About storing messages, what I planed is to use MongoDB. I can store a message collection with index on user_id, then I can first fetch all my friend's user_id, then fetch recent messages with a list of friends' user_ids. Since MongoDB can be easily shard, and using Redis's sub/pub system should greatly reduce the number of queries of "recent posts by my friends", I suppose this plan can get me further beyond millions of users. Am I right? What do you think?

I wouldn't trust MongoDB with any data that I want to get back. As I've said before on the list, MongoDB isn't magic (it was actually written by people who knew close to nothing about how actual databases work, which is why it's had significant difficulties in working the way people expect a database to work). Just about everything that you want to do with MongoDB at scale can be done with other databases with less work, less worry, better performance, and with better guarantees about whether you're going to get your data back later.

I mentioned Riak, which is amazing at "add another machine for more throughput, storage, and optionally more resiliency", and supports secondary indices.

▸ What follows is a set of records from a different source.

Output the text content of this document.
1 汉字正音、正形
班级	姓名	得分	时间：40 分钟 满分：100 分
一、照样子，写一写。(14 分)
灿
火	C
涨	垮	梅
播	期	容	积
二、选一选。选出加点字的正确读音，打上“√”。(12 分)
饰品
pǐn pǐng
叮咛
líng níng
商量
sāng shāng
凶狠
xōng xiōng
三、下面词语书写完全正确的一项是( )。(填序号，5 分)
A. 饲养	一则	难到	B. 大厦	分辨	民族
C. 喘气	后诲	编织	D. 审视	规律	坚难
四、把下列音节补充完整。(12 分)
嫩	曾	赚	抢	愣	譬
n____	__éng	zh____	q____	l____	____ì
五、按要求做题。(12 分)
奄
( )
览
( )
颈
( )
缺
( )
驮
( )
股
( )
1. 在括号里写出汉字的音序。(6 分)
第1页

Its secondary indices aren't terribly fast, and don't quite work the way most people expect, which is also why I suggested a search engine for getting the message ids from a list of friends (search engines also handle pagination, ordering by recency, and ordering by other options too).

If I use Riak, or AWS Cloud search/Lucene in future, what kind of architecture should I use for now?

My advice is actually just to stick with a separate Postgres or MySQL server for your message store for now, because it's more important to have a viable product before you worry about scaling.

When you get to needing to scale it up beyond what a single Postgres or MySQL server can handle, set up a Riak cluster along with Lucene/Cloud Search, and migrate your data over. On the scaling side of things for this, I'd also recommend only keeping the most recent 1k messages from any individual user in the search engine, as that will greatly reduce long-term performance issues.

- Josiah

arindam chakraborty

unread,

Mar 25, 2013, 3:38:53 AM3/25/13

to redi...@googlegroups.com

Well thanks both of you, Chaoran & Josiah.

I had been grappling with a similar situation and Redis is my first choice until the scale is manageable, then eventually migrating to Riak.

Having heard this detailed discussion on Lucene with Riak makes me happy that my choices were somewhat on the right path.